L’iniziativa di “Ultimo Reparto” ci offre una “etichetta militante” per veicolare «valori e principi del mondo tradizionale e contro il sistema dominante», richiamando, con simboli e immagini, ad una visione soprannaturale della vita.
L’inenarrabile Gay Pride che ha marciato su Roma sabato 10 giugno ha dimostrato ancora una volta il valore e l’importanza dell’abito, del vestito, dell’acconciatura, del modo di presentarsi. Dell’estetica insomma. I fautori del disordine (morale) lo sanno bene e non devono dimenticarlo neppure gli amici dell’ordine.
Un militare senza divisa è un mezzo militare e uno sportivo che giocasse in camicia farebbe ridere. E uno scout senza uniforme? Per Baden Powell, fondatore dello scoutismo, non sarebbe un autentico scout.
La frase-slogan “l’abito non fa il monaco” resta vera. Nel senso che un laico qualunque, se rimedia un saio francescano e lo indossa, non diventa, né de iure né de facto, un membro dell’Ordine dei Frati Minori istituito dal Poverello. E non ha quindi né i doveri né i diritti che competono ai religiosi della fraternità francescana.
Ma il monaco senza l’abito, oltre ad andare contro la legge canonica, va contro lo spirito religioso e ascetico del monachesimo, il quale comporta i voti di povertà (anche nel vestiario), castità (anche nel vestiario) e obbedienza (anche nel vestiario).
Alcuni anni fa, dei cattolici veronesi lanciarono il marchio Sine Timore e con esso la produzione di magliette e felpe, ispirate ai sacri valori della fede e della nazione. Sul web ovviamente c’è di tutto, sia in male che in bene, ma forse mancava fino a ieri chi continuasse l’opera degli scaligeri e riproponesse un abbigliamento conforme alla tradizione e nel contempo all’altezza dei tempi di oggi.

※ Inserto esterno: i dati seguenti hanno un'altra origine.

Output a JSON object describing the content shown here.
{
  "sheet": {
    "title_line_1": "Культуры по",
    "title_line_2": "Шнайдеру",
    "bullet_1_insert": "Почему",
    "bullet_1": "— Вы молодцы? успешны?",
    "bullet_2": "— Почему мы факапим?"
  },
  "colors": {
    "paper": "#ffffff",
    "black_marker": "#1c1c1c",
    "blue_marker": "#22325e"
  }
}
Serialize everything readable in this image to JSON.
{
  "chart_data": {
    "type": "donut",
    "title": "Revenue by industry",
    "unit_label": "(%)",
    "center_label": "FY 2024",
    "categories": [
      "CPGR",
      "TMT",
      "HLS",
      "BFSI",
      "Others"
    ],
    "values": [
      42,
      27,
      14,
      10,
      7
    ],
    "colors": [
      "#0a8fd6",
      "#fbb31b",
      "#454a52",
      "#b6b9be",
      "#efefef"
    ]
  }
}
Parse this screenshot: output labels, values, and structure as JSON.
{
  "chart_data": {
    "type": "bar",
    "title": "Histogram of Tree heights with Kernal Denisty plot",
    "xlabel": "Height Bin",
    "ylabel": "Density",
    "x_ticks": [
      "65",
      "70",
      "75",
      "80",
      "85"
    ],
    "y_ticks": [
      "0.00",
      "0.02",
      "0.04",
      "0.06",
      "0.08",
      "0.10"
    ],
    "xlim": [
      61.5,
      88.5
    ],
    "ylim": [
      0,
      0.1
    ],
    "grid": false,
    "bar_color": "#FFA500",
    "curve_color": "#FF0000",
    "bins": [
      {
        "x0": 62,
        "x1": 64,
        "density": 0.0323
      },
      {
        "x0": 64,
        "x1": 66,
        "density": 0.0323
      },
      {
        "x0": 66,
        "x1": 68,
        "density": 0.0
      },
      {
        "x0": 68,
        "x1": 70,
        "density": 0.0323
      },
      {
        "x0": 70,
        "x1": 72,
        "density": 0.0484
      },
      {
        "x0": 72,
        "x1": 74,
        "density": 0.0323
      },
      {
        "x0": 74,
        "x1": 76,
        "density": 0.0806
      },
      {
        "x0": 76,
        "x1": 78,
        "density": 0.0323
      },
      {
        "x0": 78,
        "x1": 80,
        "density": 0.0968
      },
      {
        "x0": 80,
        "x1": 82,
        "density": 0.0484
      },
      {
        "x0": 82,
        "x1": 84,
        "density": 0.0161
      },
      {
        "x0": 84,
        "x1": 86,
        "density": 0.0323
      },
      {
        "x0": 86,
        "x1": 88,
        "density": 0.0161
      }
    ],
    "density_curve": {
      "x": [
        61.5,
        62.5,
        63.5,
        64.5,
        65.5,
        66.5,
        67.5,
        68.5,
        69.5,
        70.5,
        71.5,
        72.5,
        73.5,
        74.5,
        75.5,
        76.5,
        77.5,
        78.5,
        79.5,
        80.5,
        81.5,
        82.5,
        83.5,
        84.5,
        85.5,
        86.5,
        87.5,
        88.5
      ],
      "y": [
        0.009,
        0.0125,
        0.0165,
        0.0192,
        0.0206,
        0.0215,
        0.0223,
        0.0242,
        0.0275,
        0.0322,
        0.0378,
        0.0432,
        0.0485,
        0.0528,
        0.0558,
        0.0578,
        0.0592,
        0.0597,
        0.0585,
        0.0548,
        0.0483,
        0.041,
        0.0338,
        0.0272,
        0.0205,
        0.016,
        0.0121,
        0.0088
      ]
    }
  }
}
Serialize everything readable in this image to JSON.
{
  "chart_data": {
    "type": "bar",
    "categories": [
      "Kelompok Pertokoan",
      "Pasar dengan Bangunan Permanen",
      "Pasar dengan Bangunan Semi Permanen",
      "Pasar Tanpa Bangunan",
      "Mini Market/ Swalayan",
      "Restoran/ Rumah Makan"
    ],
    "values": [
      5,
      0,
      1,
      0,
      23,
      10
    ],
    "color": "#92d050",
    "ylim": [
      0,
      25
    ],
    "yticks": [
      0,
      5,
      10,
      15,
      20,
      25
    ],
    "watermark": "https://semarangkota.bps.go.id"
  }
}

Il testimone è stato ripreso ora da “Ultimo Reparto” (bigcartel.com), un marchio e un sito che unisce perfettamente uno stile graffiante e giovanile – che oggi significa più o meno dai 15 ai 55 anni – a un taglio perfettamente decente, consono, decoroso e fiero.
L’ultima t-shirt prodotta, in versione sia maschile che femminile (non sono previste magliette unisex, queer o gender fluid...), riproduce una famiglia stilizzata, con un padre e una madre che sorreggono e sospingono in alto un bambino. Un’immagine che potrà parere banale solo agli insipienti. Perché dice in controluce tutto ciò che va detto e cioè che solo un padre e una madre sono il sostegno e la sicura garanzia per promuovere ed elevare verso l’Alto un bimbo e una bimba.
Ma il catalogo è vasto. Magliette, felpe (con o senza cappuccio), polo, borracce, tazze, borsette per shopping o per sport, vari quadretti da camera, ecc.
Per farsi un’idea dell’ispirazione del gruppo, e della volontà di distinguersi dall’anonimato delle mode fagocitate dal sistema, vediamo alcuni degli slogan o delle frasi presenti su magliette e felpe. Uno dei più aggressivi recita: «Say no to gender ideology». Solo per coraggiosi e spiriti liberi!
Un altro, di pretto sapore evangelico, dice: «Difendi ciò che è vero». Ed in un mondo dominato dalla dittatura del relativismo (Benedetto XVI), distinguere il vero dal falso, la verità dall’errore è fare un’opera meritoria, didattica, sanamente apologetica e critica.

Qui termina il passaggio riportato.